Just this weekend over some a nice homestyle breakfast, I said to my friend that I try to eat in a single local-owned restaurant as often as possible. And that was BEFORE these two stories hit the media:
The McGreeveys (McSchkeevies). Lordy lordy. As Jim so cleverly puts it, New Jersey has just snatched back the title of “Slimiest Governor”, raising the stakes on NY gov Eliot Spitzer’s 5K call girl escapades by 33%. The McGreeveys, it seems, developed a charming practice of Friday Night Specials which ended with a menage a trois but started with a visit to TGIFriday’s. TGIFridays! Listen, when I was single and dating, if anyone tried to take me to TGIFriday’s, that was an atutomatic mood killer, Loaded Baked Potato Skins notwithstanding. Talk about bad judgement – between teh unqualified gay boyfriends in high profile jobs, the get-married-and-have-a-baby move and this, that Jimmy Mac couldn’t pick a winner if it was inside his own nose.
As if that was not enough to turn you off of corporate chain restaurants forever, there’s news of an even more gross nature about my beloved Houlihan’s, the scene of the Thursday Night Martini Club.
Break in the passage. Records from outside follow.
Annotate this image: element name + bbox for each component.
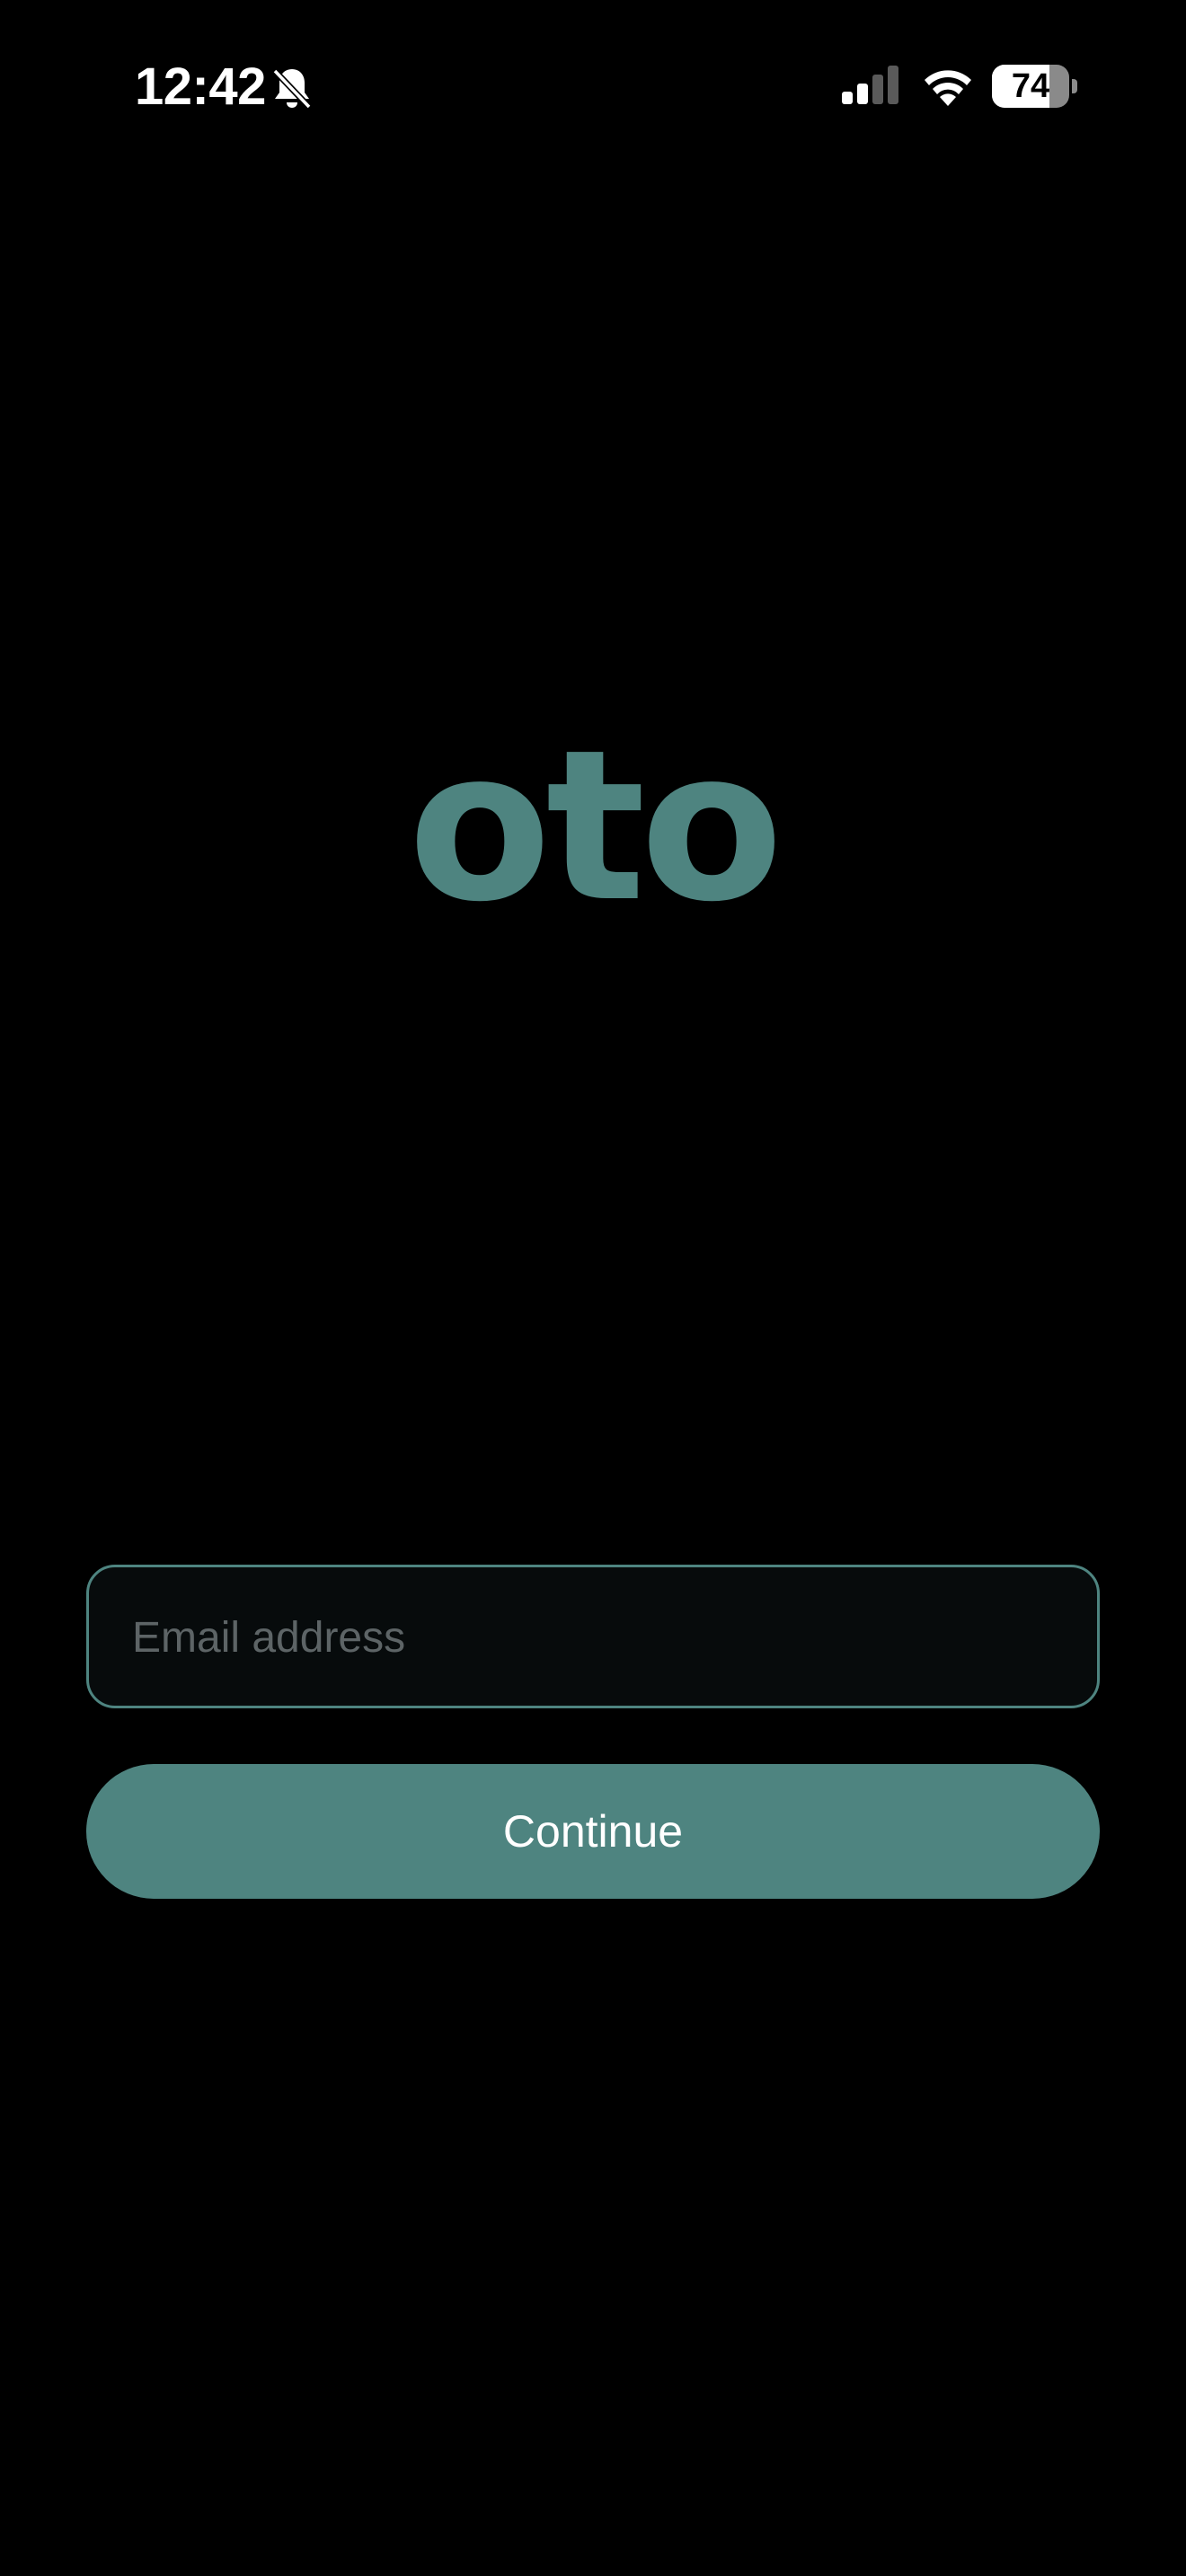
battery-indicator: 74	[992, 65, 1078, 108]
status-bar: 12:42 74	[0, 0, 1186, 171]
cellular-signal-icon	[842, 66, 898, 104]
battery-body: 74	[992, 65, 1069, 108]
wifi-icon	[925, 70, 971, 106]
battery-level: 74	[1011, 67, 1050, 105]
app-logo: oto	[408, 705, 783, 948]
email-field[interactable]	[86, 1565, 1100, 1708]
email-input[interactable]	[130, 1567, 1059, 1707]
continue-button[interactable]: Continue	[86, 1764, 1100, 1899]
status-time: 12:42	[135, 57, 266, 116]
battery-tip	[1072, 79, 1077, 93]
bell-slash-icon	[272, 68, 312, 110]
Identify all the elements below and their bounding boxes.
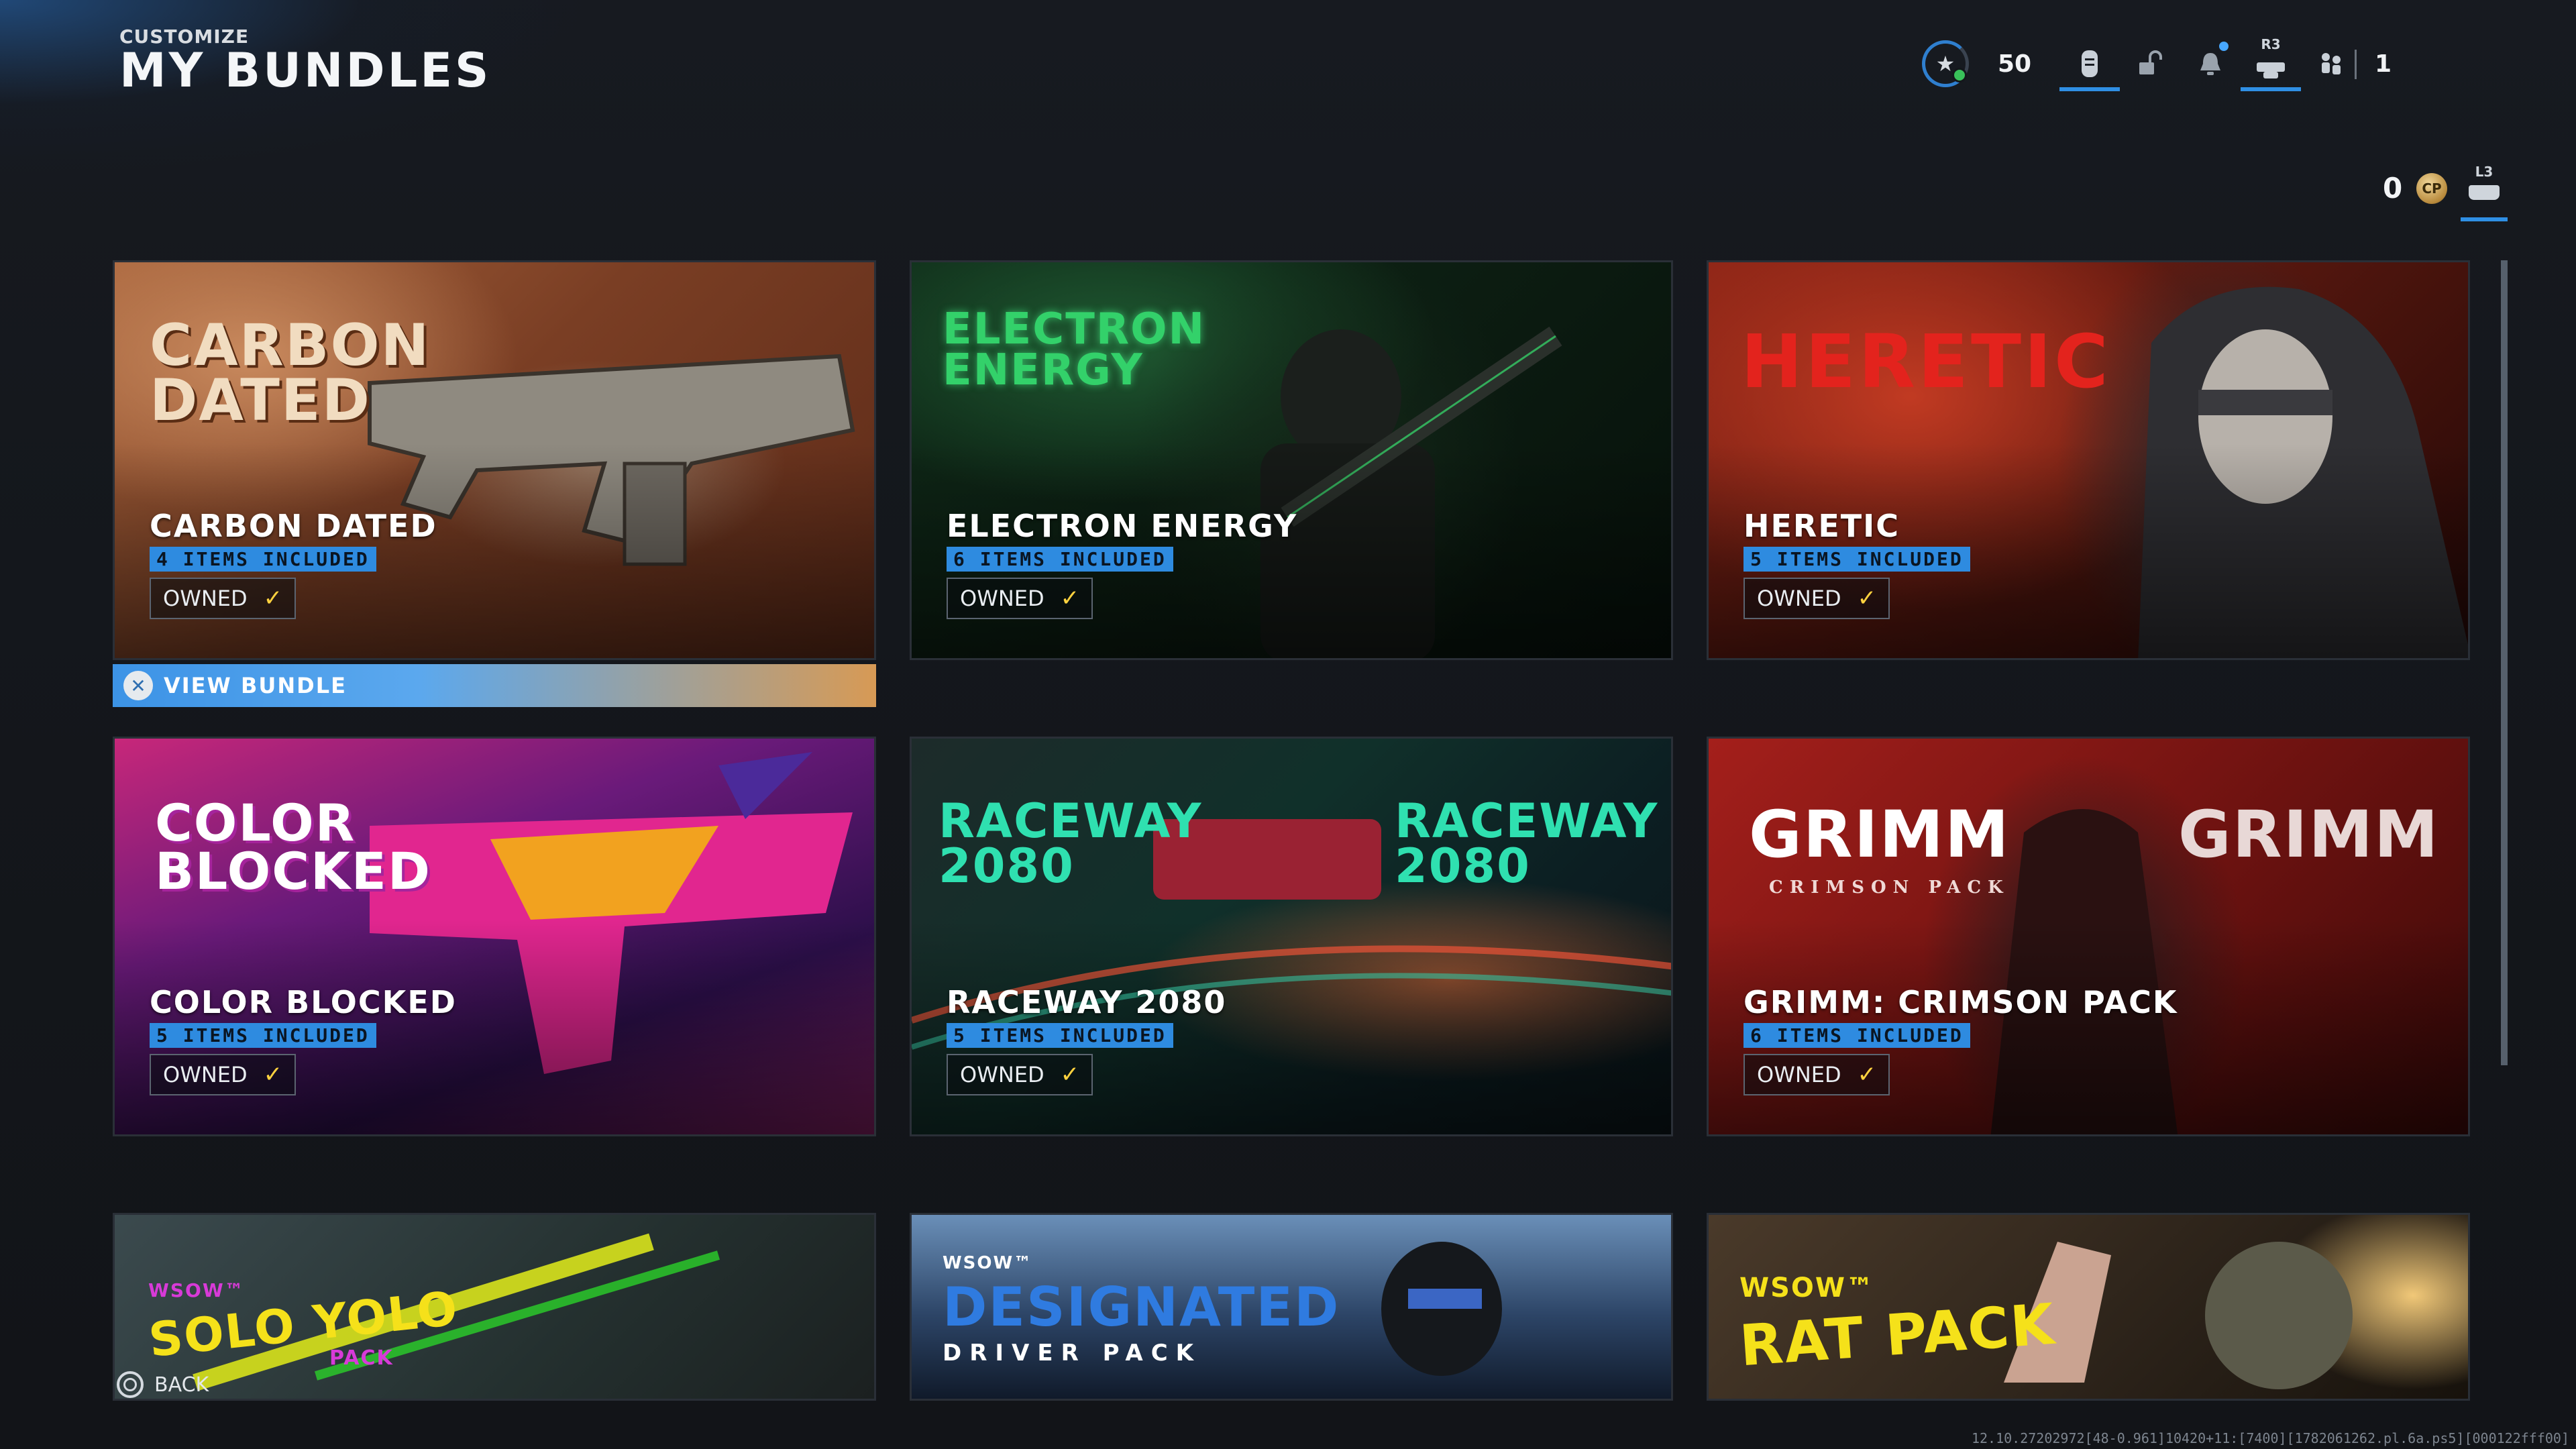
cod-points-icon: CP [2416,173,2447,204]
top-status-bar: ★ 50 R3 1 [1919,27,2455,101]
controller-l3-icon [2469,185,2500,200]
unlock-icon[interactable] [2120,40,2180,87]
bundle-logo-subtitle: CRIMSON PACK [1769,877,2010,898]
owned-status: OWNED ✓ [150,578,297,619]
check-icon: ✓ [1060,1061,1080,1088]
bundle-logo-subtitle: PACK [329,1346,394,1370]
party-count: 1 [2375,50,2392,78]
bundle-logo-secondary: RACEWAY 2080 [1395,794,1659,894]
player-level: 50 [1998,50,2032,78]
owned-status: OWNED ✓ [1743,1054,1890,1095]
bundle-card[interactable]: HERETIC HERETIC 5 ITEMS INCLUDED OWNED ✓ [1707,260,2470,660]
bundle-logo-secondary: GRIMM [2178,797,2440,872]
owned-status: OWNED ✓ [1743,578,1890,619]
operator-icon[interactable] [2059,40,2120,91]
items-included-badge: 6 ITEMS INCLUDED [1743,1023,1970,1048]
notification-badge [2219,42,2229,51]
bundle-logo-brand: WSOW™ [943,1253,1033,1273]
bundle-name: RACEWAY 2080 [947,984,1227,1020]
bundle-card[interactable]: WSOW™ RAT PACK [1707,1213,2470,1401]
currency-display: 0 CP L3 [2375,160,2509,221]
bundle-card[interactable]: RACEWAY 2080 RACEWAY 2080 RACEWAY 2080 5… [910,737,1673,1136]
bundles-screen: CUSTOMIZE MY BUNDLES ★ 50 R3 1 0 CP L3 C… [0,0,2576,1449]
page-title: MY BUNDLES [119,43,492,98]
owned-status: OWNED ✓ [947,1054,1093,1095]
bundle-card[interactable]: COLOR BLOCKED COLOR BLOCKED 5 ITEMS INCL… [113,737,876,1136]
build-version-string: 12.10.27202972[48-0.961]10420+11:[7400][… [1971,1430,2569,1446]
bundle-card[interactable]: GRIMM CRIMSON PACK GRIMM GRIMM: CRIMSON … [1707,737,2470,1136]
check-icon: ✓ [263,585,283,612]
bundle-logo-subtitle: DRIVER PACK [943,1340,1202,1366]
bundle-name: COLOR BLOCKED [150,984,457,1020]
bundle-logo: HERETIC [1741,319,2111,405]
online-status-dot [1952,68,1967,83]
bundle-card[interactable]: ELECTRON ENERGY ELECTRON ENERGY 6 ITEMS … [910,260,1673,660]
bundle-logo-brand: WSOW™ [148,1279,245,1301]
owned-status: OWNED ✓ [947,578,1093,619]
bundle-card[interactable]: WSOW™ SOLO YOLO PACK [113,1213,876,1401]
bundle-logo: GRIMM [1749,797,2010,872]
divider [2355,50,2357,79]
bundle-logo: COLOR BLOCKED [155,793,431,902]
store-l3-button[interactable]: L3 [2461,164,2508,221]
bundle-card[interactable]: CARBON DATED CARBON DATED 4 ITEMS INCLUD… [113,260,876,660]
scrollbar[interactable] [2501,260,2508,1065]
controller-circle-icon [117,1371,144,1398]
bundle-logo: DESIGNATED [943,1276,1340,1338]
items-included-badge: 5 ITEMS INCLUDED [947,1023,1173,1048]
check-icon: ✓ [1857,1061,1877,1088]
bundle-logo: ELECTRON ENERGY [943,305,1206,395]
items-included-badge: 5 ITEMS INCLUDED [150,1023,376,1048]
bundle-name: ELECTRON ENERGY [947,508,1298,544]
bundle-name: CARBON DATED [150,508,437,544]
items-included-badge: 6 ITEMS INCLUDED [947,547,1173,572]
scrollbar-thumb[interactable] [2501,260,2508,1065]
bundle-card[interactable]: WSOW™ DESIGNATED DRIVER PACK [910,1213,1673,1401]
bundle-name: GRIMM: CRIMSON PACK [1743,984,2178,1020]
rank-star-icon: ★ [1922,40,1969,87]
controller-r3-icon[interactable]: R3 [2241,36,2301,91]
check-icon: ✓ [1060,585,1080,612]
back-button[interactable]: BACK [117,1371,209,1398]
bundle-name: HERETIC [1743,508,1900,544]
rank-icon[interactable]: ★ [1919,40,1972,87]
items-included-badge: 4 ITEMS INCLUDED [150,547,376,572]
view-bundle-button[interactable]: ✕ VIEW BUNDLE [113,664,876,707]
controller-cross-icon: ✕ [123,671,153,700]
check-icon: ✓ [263,1061,283,1088]
squad-icon[interactable] [2301,40,2361,87]
bundle-logo-brand: WSOW™ [1739,1273,1875,1303]
bundle-logo: RACEWAY 2080 [938,794,1203,894]
cod-points-count: 0 [2383,172,2403,205]
notification-bell-icon[interactable] [2180,40,2241,87]
check-icon: ✓ [1857,585,1877,612]
items-included-badge: 5 ITEMS INCLUDED [1743,547,1970,572]
bundle-logo: CARBON DATED [150,312,431,434]
owned-status: OWNED ✓ [150,1054,297,1095]
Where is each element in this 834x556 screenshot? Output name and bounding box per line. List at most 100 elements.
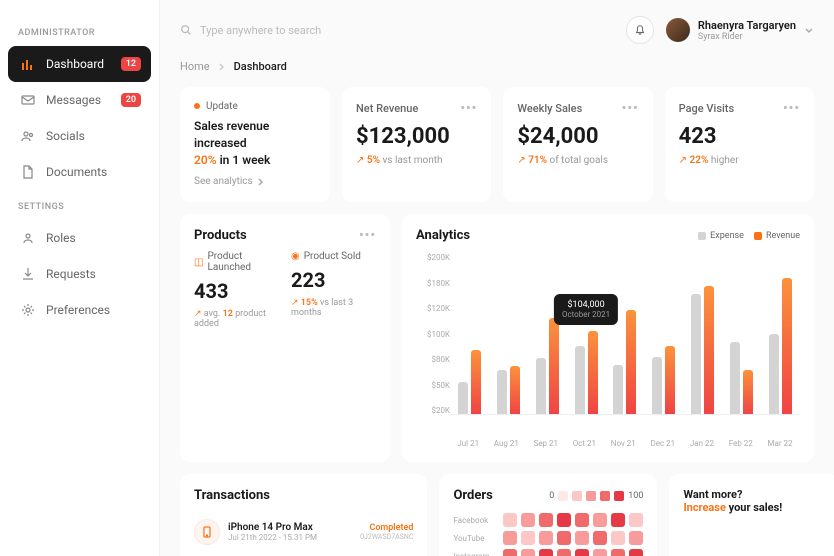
nav-badge: 12 <box>121 57 141 71</box>
chart-xaxis: Jul 21Aug 21Sep 21Oct 21Nov 21Dec 21Jan … <box>450 439 800 448</box>
user-menu[interactable]: Rhaenyra Targaryen Syrax Rider <box>666 18 814 42</box>
chevron-right-icon <box>257 178 265 186</box>
transactions-card: Transactions iPhone 14 Pro MaxJul 21th 2… <box>180 474 427 556</box>
analytics-chart: $200K$180K$120K$100K$80K$50K$20K $104,00… <box>416 253 800 433</box>
nav-badge: 20 <box>121 93 141 107</box>
cart-icon: ◉ <box>291 251 300 262</box>
transaction-row[interactable]: iPhone 14 Pro MaxJul 21th 2022 - 15.31 P… <box>194 511 413 553</box>
phone-icon <box>194 519 220 545</box>
update-text: Sales revenue increased 20% in 1 week <box>194 118 316 168</box>
update-dot-icon <box>194 103 200 109</box>
breadcrumb: Home Dashboard <box>180 60 814 73</box>
section-label: ADMINISTRATOR <box>18 28 151 38</box>
nav-label: Socials <box>46 129 85 143</box>
kpi-delta: ↗ 22% higher <box>679 155 800 166</box>
breadcrumb-current: Dashboard <box>234 60 287 73</box>
kpi-title: Weekly Sales <box>517 102 582 115</box>
user-role: Syrax Rider <box>698 32 796 42</box>
launched-note: ↗ avg. 12 product added <box>194 309 279 329</box>
document-icon <box>20 164 36 180</box>
search-placeholder: Type anywhere to search <box>200 24 321 37</box>
requests-icon <box>20 266 36 282</box>
kpi-value: $24,000 <box>517 124 638 149</box>
orders-card: Orders 0 100 FacebookYouTubeInstagramTwi… <box>439 474 657 556</box>
users-icon <box>20 128 36 144</box>
bell-icon <box>634 24 646 36</box>
kpi-page-visits: Page Visits ••• 423 ↗ 22% higher <box>665 87 814 202</box>
envelope-icon <box>20 92 36 108</box>
transactions-list: iPhone 14 Pro MaxJul 21th 2022 - 15.31 P… <box>194 511 413 556</box>
search-input[interactable]: Type anywhere to search <box>180 24 614 37</box>
more-icon[interactable]: ••• <box>460 101 477 116</box>
kpi-delta: ↗ 71% of total goals <box>517 155 638 166</box>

In a mighty clash of Things I Love vs. Things I Hate, I shudder to think which will be triumphant. From our department of Things I Vowed I’d Never Blog About comes this discussion of Sex and The City: it never fails to amaze me that the TV show is so vapid. If it wasn’t for the sex part, there’s be no audience at all. All those shoes, all that “fashion”, all the cocktails and the cigarettes and the parties – nothing. So if the newspaper column was boring, and the TV show was vapid, this summer’s movie is going to be downright vacant.
There is one interesting aspect to it and that is the blatant product placement that riddles the movie. Mostly, * yawn *, except for Bag Borrow or Steal – designer handbag rental – you’ve gotta love that! Or you would, if it was anything good like Tod or Hermes, but don’t get excited – it’s crappy low end Coach and Louis Viutton. But here’s the horrifying thing:
“…Skyy vodka, which is being named the “official spirits sponsor” for the movie. Among the tie-ins are drinks made with Skyy to be served at Houlihan’s restaurants and named after characters like Carrie, Samantha and Mr. Big . (* gag *)
The partner brands are included in the film in ways that range from mentions in lines of dialogue to numerous appearances on screen. In exchange, the owners of the brands will help publicize the movie with commercials, posters, sweepstakes, viewing parties, events in stores, contests, ticket giveaways and even products with labels inspired by “Sex and the City.”
God help me but I will never attend a SATC viewing party even if I’m sitting inside Houlihan’s on Thursday night and I’ll be damned if I’m ever going to ask for a Mr. Big On The Beach.